Tuesday, August 02, 2005

The Murky Window of Executive Privilege

I don't think it's too hyperbolic to say George W. Bush acts more like King George than President Bush. This has to be close to the most secretic administration in history, regularly claiming executive privilege to stop inquiries into 9/11 and various presidential appointments. According to an excellent analysis from the Post's Peter Baker, Bush is trying to reassert the executive's privilege and power, which ironically eroded underneath the Clinton Administration due to a GOP witchhunt. (Apparently a blowjob in the oval office is worse than going to war under fictitious claims.)

Baker writes:
At the heart of battles over President Bush's nominations to the Supreme Court and United Nations is a broader -- and largely successful -- campaign to reassert executive prerogatives lost under his predecessor and limit public access to the internal workings of government.

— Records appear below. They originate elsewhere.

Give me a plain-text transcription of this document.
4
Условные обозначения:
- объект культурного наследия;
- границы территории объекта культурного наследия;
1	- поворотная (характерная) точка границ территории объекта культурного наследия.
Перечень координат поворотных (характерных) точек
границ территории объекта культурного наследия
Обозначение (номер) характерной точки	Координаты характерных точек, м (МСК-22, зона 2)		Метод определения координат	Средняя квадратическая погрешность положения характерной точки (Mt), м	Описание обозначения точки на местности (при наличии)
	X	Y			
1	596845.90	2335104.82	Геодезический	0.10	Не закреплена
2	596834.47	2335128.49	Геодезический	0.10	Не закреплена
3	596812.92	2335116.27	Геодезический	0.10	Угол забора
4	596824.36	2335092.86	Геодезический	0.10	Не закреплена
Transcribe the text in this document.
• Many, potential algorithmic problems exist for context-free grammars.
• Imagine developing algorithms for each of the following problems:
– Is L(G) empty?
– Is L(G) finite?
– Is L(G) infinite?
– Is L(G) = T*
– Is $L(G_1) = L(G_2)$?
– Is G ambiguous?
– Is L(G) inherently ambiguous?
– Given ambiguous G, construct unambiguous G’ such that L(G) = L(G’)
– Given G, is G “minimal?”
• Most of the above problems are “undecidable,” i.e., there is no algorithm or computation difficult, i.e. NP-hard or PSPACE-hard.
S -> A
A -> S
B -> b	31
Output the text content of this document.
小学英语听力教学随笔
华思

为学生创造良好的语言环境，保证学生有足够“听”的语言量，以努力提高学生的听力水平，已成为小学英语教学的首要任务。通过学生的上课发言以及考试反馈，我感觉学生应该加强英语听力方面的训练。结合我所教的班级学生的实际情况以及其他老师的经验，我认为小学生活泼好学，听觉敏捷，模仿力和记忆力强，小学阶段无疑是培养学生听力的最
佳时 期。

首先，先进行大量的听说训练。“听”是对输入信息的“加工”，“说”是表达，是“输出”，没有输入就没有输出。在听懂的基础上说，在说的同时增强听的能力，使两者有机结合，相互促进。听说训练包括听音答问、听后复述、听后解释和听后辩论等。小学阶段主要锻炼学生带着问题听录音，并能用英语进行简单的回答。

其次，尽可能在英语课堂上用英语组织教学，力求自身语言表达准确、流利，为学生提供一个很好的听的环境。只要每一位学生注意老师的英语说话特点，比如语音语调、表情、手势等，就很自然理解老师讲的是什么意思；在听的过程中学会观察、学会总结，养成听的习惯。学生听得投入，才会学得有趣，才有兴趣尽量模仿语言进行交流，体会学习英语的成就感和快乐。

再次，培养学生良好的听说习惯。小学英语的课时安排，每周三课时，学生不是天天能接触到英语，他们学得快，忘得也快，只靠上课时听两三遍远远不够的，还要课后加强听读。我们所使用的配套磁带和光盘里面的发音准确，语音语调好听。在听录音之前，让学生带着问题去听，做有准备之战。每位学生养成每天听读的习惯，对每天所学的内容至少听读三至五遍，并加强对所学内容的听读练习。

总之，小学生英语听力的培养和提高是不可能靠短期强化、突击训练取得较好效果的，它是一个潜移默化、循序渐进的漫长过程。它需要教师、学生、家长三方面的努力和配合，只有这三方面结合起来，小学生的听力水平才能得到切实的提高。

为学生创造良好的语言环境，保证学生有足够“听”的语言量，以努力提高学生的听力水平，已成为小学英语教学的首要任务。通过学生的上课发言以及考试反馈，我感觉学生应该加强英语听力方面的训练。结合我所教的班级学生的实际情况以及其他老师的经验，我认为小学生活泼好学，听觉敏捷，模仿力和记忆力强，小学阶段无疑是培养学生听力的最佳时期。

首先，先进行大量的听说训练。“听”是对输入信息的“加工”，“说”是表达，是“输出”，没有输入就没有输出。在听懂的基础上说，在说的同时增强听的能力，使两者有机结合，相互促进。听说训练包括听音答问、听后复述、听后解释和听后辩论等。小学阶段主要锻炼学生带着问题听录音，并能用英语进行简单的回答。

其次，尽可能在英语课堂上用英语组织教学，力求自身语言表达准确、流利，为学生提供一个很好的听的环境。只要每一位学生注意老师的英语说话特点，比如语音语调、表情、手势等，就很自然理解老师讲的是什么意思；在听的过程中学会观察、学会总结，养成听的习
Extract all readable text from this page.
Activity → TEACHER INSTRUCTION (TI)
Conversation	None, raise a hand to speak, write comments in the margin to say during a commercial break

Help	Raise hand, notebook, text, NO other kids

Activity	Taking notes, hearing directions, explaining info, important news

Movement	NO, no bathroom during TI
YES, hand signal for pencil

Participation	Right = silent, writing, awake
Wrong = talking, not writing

In the case of both nominations, Democratic senators demanded certain documents from executive branch deliberations to help them evaluate Bush's choices, and he refused. The president got around Democratic opposition to John R. Bolton yesterday by giving him a 17-month recess appointment as ambassador to the United Nations. Now the two sides face a weeks-long stare-down over John G. Roberts Jr. heading into confirmation hearings after Labor Day.
The basic gist of a democracy is that the public can peer into the inner workings of government, since its legitimacy is derived "from the consent of the governed." George W. Bush believes that words are, well, just words to be manipulated to suit his prerogatives. We -- Republicans, Democrats, and Independents -- need to rise above our factionalism to reassert the public's right to know. Without it we are the blind being lead further into a forest full of wolves.

POSTSCRIPT: My favorite bit of hypocrisy within Baker's article is this:
The fights over the Roberts and Bolton papers have demonstrated that the merits of presidential privileges often hinge as much on political interest as legal principle. Some of those who argued most vociferously against the use of privilege to withhold documents during the Clinton administration now find themselves on the opposite side, and vice versa.

Starr, for instance, regularly rejected privilege claims during the Whitewater and Monica S. Lewinsky investigations. But in the Roberts case, the White House cites a letter signed by all living former solicitors general opposing disclosure of internal working papers from that office -- including Starr, who held that post under President George H.W. Bush and was Roberts's supervisor.
Kenny Starr, a shimmering light of due diligence and purity when Washington has become so rife with depravity and dishonesty.